Kino Kino berichtet von der 65. Berlinale direkt vom Festivalzentrum im Herzen Berlins.

    Sebastian Schippers Film "Victoria" - einer der deutschen Beiträge im Berlinale-Wettbewerb - lässt den oscar-nominierten Birdman Movie alt aussehen - schreibt das US-Fachmagazin Variety. Das dürfte Schippers Chancen auf einen Bären erhöhen! Den ganzen Artikel findet Ihr hier: variety.com

    Mythos Mallick - "Knight of Cups" im Wettbewerb

    Der gestrige Berlinale-Tag stand im Zeichen eines Kino-Meisters: Das neue Werk von Bären-Gewinner Terrence Malick​, "Knight of Cups" mit Christian Bale​ und Natalie Portman​ lief im Wettbewerb. Mit Spannung erwartet ... doch wie gut ist der neue Film des Regisseurs, der mit "The Thin Red Line" oder "Tree of Life" Klassiker des modernen Kinos geschaffen und seit Beginn seiner Karriere 1969 insgesamt nur acht Filme gedreht hat? Kino-Kino-Autor Florian Kummert hat "Knight of Cups" gesehen.

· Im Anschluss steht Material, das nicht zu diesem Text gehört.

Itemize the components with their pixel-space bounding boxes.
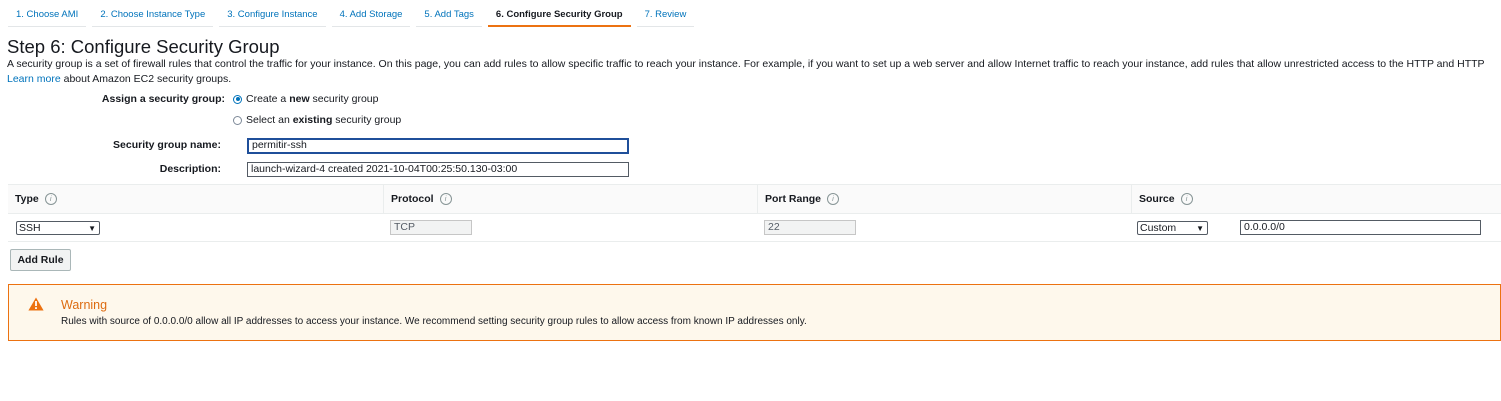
- security-group-name-input[interactable]: permitir-ssh: [247, 138, 629, 154]
- column-header-source: Source i: [1131, 185, 1501, 213]
- radio-select-existing[interactable]: Select an existing security group: [233, 114, 401, 126]
- chevron-down-icon: ▼: [1196, 224, 1204, 233]
- wizard-tabs: 1. Choose AMI 2. Choose Instance Type 3.…: [8, 4, 700, 27]
- info-icon[interactable]: i: [44, 193, 57, 205]
- chevron-down-icon: ▼: [88, 224, 96, 233]
- assign-security-group-label: Assign a security group:: [101, 93, 225, 105]
- page-title: Step 6: Configure Security Group: [7, 36, 280, 57]
- tab-choose-instance-type[interactable]: 2. Choose Instance Type: [92, 4, 214, 27]
- tab-review[interactable]: 7. Review: [636, 4, 695, 27]
- rule-protocol-field: TCP: [390, 220, 472, 235]
- warning-alert: Warning Rules with source of 0.0.0.0/0 a…: [8, 284, 1501, 341]
- warning-title: Warning: [61, 298, 108, 312]
- intro-paragraph: A security group is a set of firewall ru…: [7, 58, 1485, 70]
- intro-text: A security group is a set of firewall ru…: [7, 57, 1501, 86]
- radio-create-new-label: Create a new security group: [246, 93, 379, 105]
- tab-add-storage[interactable]: 4. Add Storage: [331, 4, 411, 27]
- table-row: SSH ▼ TCP 22 Custom ▼ 0.0.0.0/0: [8, 214, 1501, 242]
- warning-message: Rules with source of 0.0.0.0/0 allow all…: [61, 316, 807, 327]
- radio-create-new-indicator[interactable]: [233, 94, 242, 104]
- info-icon[interactable]: i: [1180, 193, 1193, 205]
- tab-configure-instance[interactable]: 3. Configure Instance: [219, 4, 326, 27]
- intro-tail-text: about Amazon EC2 security groups.: [60, 72, 232, 85]
- description-input[interactable]: launch-wizard-4 created 2021-10-04T00:25…: [247, 162, 629, 177]
- column-header-type: Type i: [8, 185, 383, 213]
- radio-select-existing-label: Select an existing security group: [246, 114, 402, 126]
- tab-add-tags[interactable]: 5. Add Tags: [416, 4, 482, 27]
- column-header-protocol: Protocol i: [383, 185, 757, 213]
- description-label: Description:: [159, 163, 221, 175]
- add-rule-button[interactable]: Add Rule: [10, 249, 71, 271]
- rules-table-header: Type i Protocol i Port Range i Source i: [8, 184, 1501, 214]
- info-icon[interactable]: i: [439, 193, 452, 205]
- tab-configure-security-group[interactable]: 6. Configure Security Group: [487, 4, 631, 27]
- warning-triangle-icon: [28, 297, 44, 311]
- intro-second-line: Learn more about Amazon EC2 security gro…: [7, 72, 1501, 87]
- column-header-port-range: Port Range i: [757, 185, 1131, 213]
- rule-port-range-field: 22: [764, 220, 856, 235]
- radio-select-existing-indicator[interactable]: [233, 115, 242, 125]
- rule-type-select[interactable]: SSH ▼: [16, 221, 100, 235]
- learn-more-link[interactable]: Learn more: [7, 73, 61, 85]
- rule-source-cidr-input[interactable]: 0.0.0.0/0: [1240, 220, 1481, 235]
- tab-choose-ami[interactable]: 1. Choose AMI: [8, 4, 87, 27]
- info-icon[interactable]: i: [827, 193, 840, 205]
- rule-source-select[interactable]: Custom ▼: [1137, 221, 1208, 235]
- security-group-name-label: Security group name:: [113, 139, 221, 151]
- radio-create-new[interactable]: Create a new security group: [233, 93, 379, 105]
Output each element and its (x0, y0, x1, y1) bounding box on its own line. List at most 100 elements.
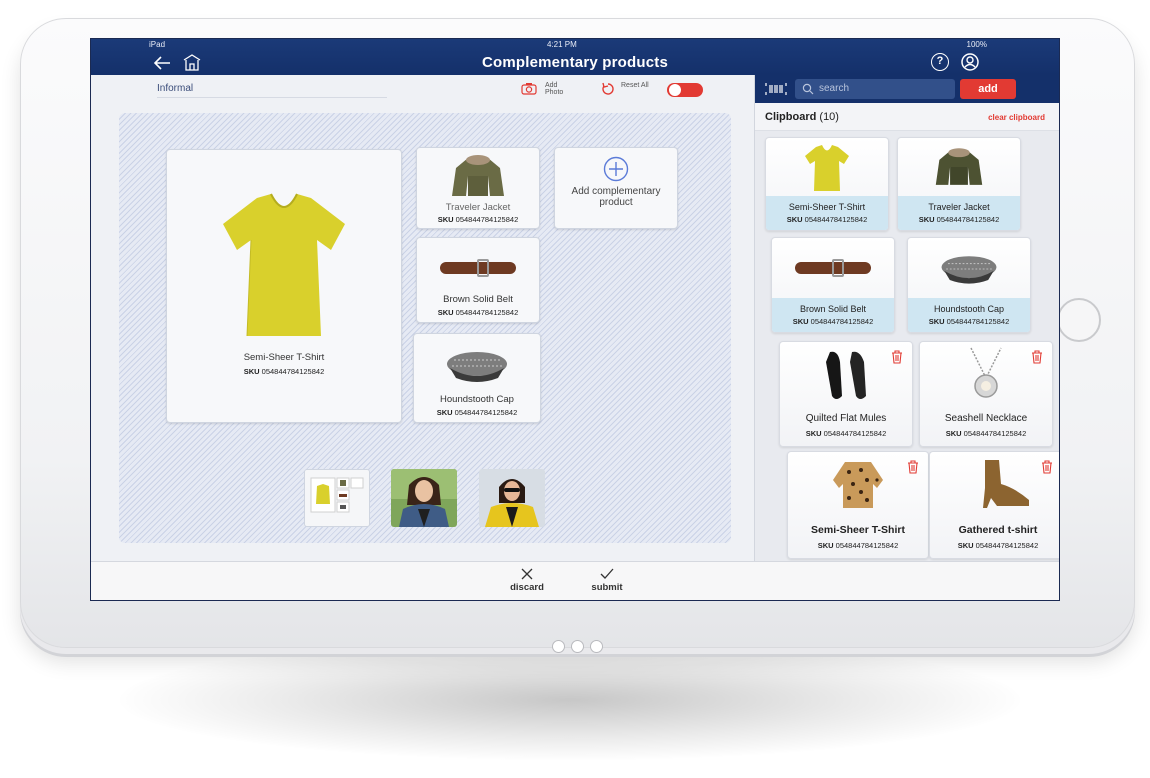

    Kleine Filme ganz gross - ein kurzer Rückblick auf das erste Berlinale-Drittel

    Viel Geld, Bombast und Weltstars machen noch lange kein gutes Kino - das bewies das erste Berlinale-Drittel eindringlich. Was hatte Festivalleiter Dieter Kosslick im Wettbewerb aufgefahren: Weltstars wie Nicole Kidman, “Batman” Christian Bale, Juliette Binoche, James Franco und Natalie Portman, Regie-Meister Werner Herzog und Terrence Malick. Mit großen Filmen im Gepäck. Umgehauen hat uns keiner von ihnen. Isabel Coixets Eröffnungsfilm “Nobody Wants The Night” mit Juliette Binoche als starke Frau um 1908 im Eis von Norwegen auf Liebes- und Sinnsuche - ein aufwendiges Drama, das an Emotionen überhaupt nichts vermittelte. Werner Herzogs “Queen of the Desert” mit Nicole Kidman als starke Frau in der Wüste, genauer als Gertrude Bell, die als Historikerin, Schriftstellerin und Angehörige des britischen Geheimdienstes entscheidend an der Weichenstellung für die politische Neuordnung des Nahen Ostens um 1920 beteiligt war. Klingt ja gut. Das Ergebnis: eine fast unerträglich kitschige Schmonzette mit einer trotz Sandsturm und brütender Hitze stets gut geschminkter, nie schwitzender Kidman als Heldin. Das hat uns nicht überzeugt. Immerhin, Herzog hat durch diesen Film sein Faible für weibliche Hauptrollen entdeckt, will bald wieder einen Film über eine große Frau drehen. Wir hoffen.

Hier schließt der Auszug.